Luis and the Aliens

Luis and The Aliens is a 3D animated German kids’ fantasy, now dubbed in English and releasing in North America on DirecTV and in theaters August 17th.

Luis is a nerdy 11 year old, bullied and uncomfortable. He’s an outcast who has eyes for Jennifer, a journalism student who is basically Lucy Van Pelt. His mom has passed away. His dad is an obsessed and distracted ufologist conspiracy theorist.

He befriends three wacky but lovable little blobular aliens after they crash their UFO into his house. In return for Luis’ help in finding the home-shopping channel stuff they came for, they save him from being sent away to boarding school by DFACS. Adventures and hilarity ensue.

Most great contemporary mainstream animation (and vintage animation too, for that matter) works on multiple layers. Kids love the superficial slapstick, bright colors, and silly voices while adults can chuckle at cultural references the kids won’t get. Fun for everyone, especially for parents whose child becomes enamored of a particular film and insists on endless repeat viewings.

Luis and The Aliens misses the mark for that multi-layered audience. Kids will enjoy it. Adults will be bored to tears. Instead of riffing on cultural references, the filmmakers have cut and pasted the script beats and tropes from every story with a nerdy misunderstood kid with a hard-knock life suddenly immersed in adventure after being selected by a metaphysical Deus Ex Machina who gets his due respect in the big reveal when everybody sees he really is special. Yawn.  

Not that that’s a bad premise, and not that it won’t be done again newer and better, but this film doesn’t even try to give it a fresh take. This story lifts ideas wholesale from E.T., The Neverending Story, Up, Prometheus (and/or Tales of Pirx the Pilot from Stanislaw Lem), and even more recent films like Home. The list of “influences” would scroll off the page. It’s also replete with pop culture references, but they are delivered flat and without context like a PowerPoint presentation of stuff they think we think is cool bolted on for street cred.

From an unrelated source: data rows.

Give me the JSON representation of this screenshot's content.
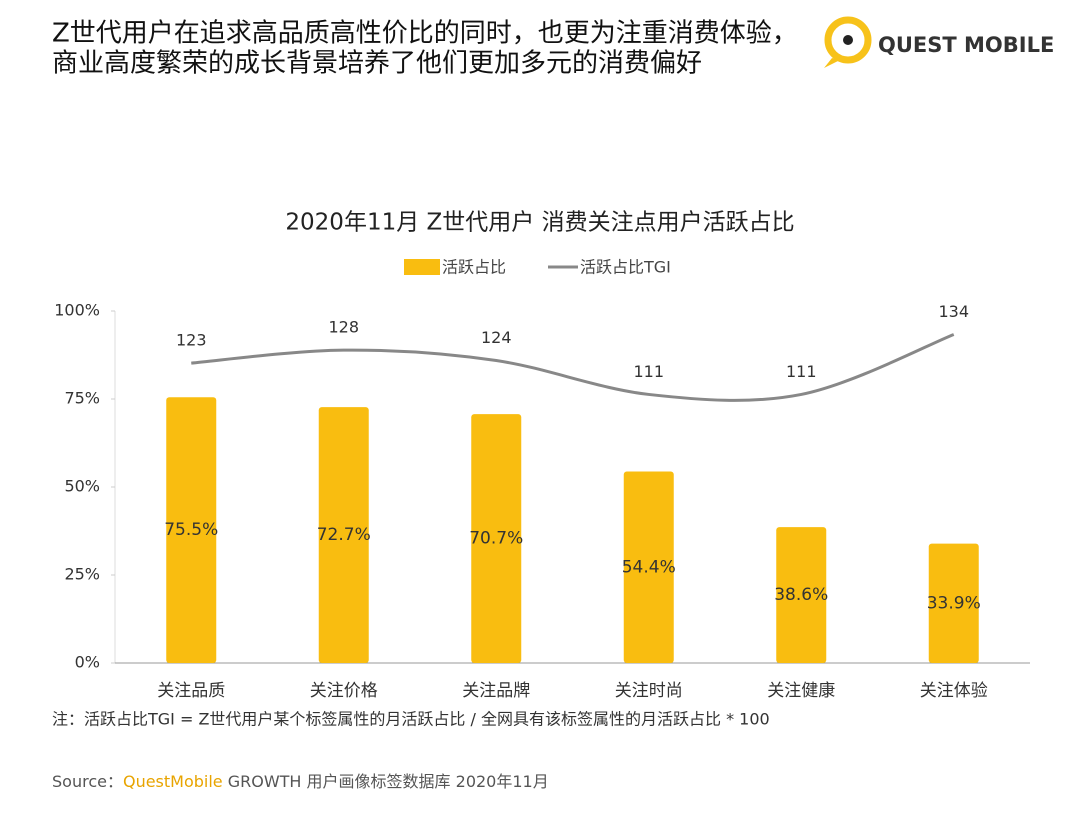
{
  "header": {
    "title_lines": [
      "Z世代用户在追求高品质高性价比的同时，也更为注重消费体验，",
      "商业高度繁荣的成长背景培养了他们更加多元的消费偏好"
    ],
    "logo": "QUEST MOBILE"
  },
  "chart_data": {
    "type": "bar",
    "title": "2020年11月 Z世代用户 消费关注点用户活跃占比",
    "categories": [
      "关注品质",
      "关注价格",
      "关注品牌",
      "关注时尚",
      "关注健康",
      "关注体验"
    ],
    "series": [
      {
        "name": "活跃占比",
        "type": "bar",
        "color": "#f9bd10",
        "values": [
          75.5,
          72.7,
          70.7,
          54.4,
          38.6,
          33.9
        ],
        "value_labels": [
          "75.5%",
          "72.7%",
          "70.7%",
          "54.4%",
          "38.6%",
          "33.9%"
        ]
      },
      {
        "name": "活跃占比TGI",
        "type": "line",
        "axis": "y2",
        "color": "#888888",
        "values": [
          123,
          128,
          124,
          111,
          111,
          134
        ]
      }
    ],
    "ylim": [
      0,
      100
    ],
    "yticks": [
      {
        "value": 0,
        "label": "0%"
      },
      {
        "value": 25,
        "label": "25%"
      },
      {
        "value": 50,
        "label": "50%"
      },
      {
        "value": 75,
        "label": "75%"
      },
      {
        "value": 100,
        "label": "100%"
      }
    ],
    "y2lim": [
      8,
      143
    ],
    "legend": "top",
    "note": "注：活跃占比TGI = Z世代用户某个标签属性的月活跃占比 / 全网具有该标签属性的月活跃占比 * 100",
    "source": {
      "prefix": "Source：",
      "brand": "QuestMobile",
      "text": " GROWTH 用户画像标签数据库 2020年11月"
    }
  }
}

“…every misunderstood kid suddenly immersed in adventure who gets his due respect in the big reveal when everybody sees he really is special…

The animation is workmanlike in its execution, delivering more seamlessly perfect digital commodity level output.

The cynic in me (in other words, me) suspects this film is just grist for the mill, flimsy product cranked out as content to feed the bottomless gaping maw of demand for new and colorful and loud.

It’s bothersome that the film takes Luis’ situation so lightly. He’s a neglected little boy whose mom died, with no parental guidance, and social adaptation issues. The administration at his school is gunning for him to try to put him in an orphanage. He looks after his deranged father and even has to make his own birthday cake.

Also in the negative column is the mildly annoying Latina maid stereotype that we probably should shelve at this point.

“…grist for the mill, flimsy product cranked out as content to feed the bottomless gaping maw of demand for new and colorful and loud…

Am I saying the film sucks? I am not saying that at all. It’s not that bad, it’s just that, as an adult you’ve seen this entertainment to death. On the upside, the great thing about being a kid is that you haven’t seen everything yet and because the filmmakers borrowed from the best, it will work for young children. This film could serve as a primer on alien / UFO / misunderstood outsider tropes for kids who aren’t familiar.

But do we need that? Couldn’t you just show them E.T., or Batteries Not Included, or Close Encounters, or Explorers, or when they’re a little older, The Outsiders?

Luis and The Aliens (2018). Written and directed by Christoph Lauenstein, Wolfgang Lauenstein. Starring Will Forte, Lea Thompson, Orlando Leyba.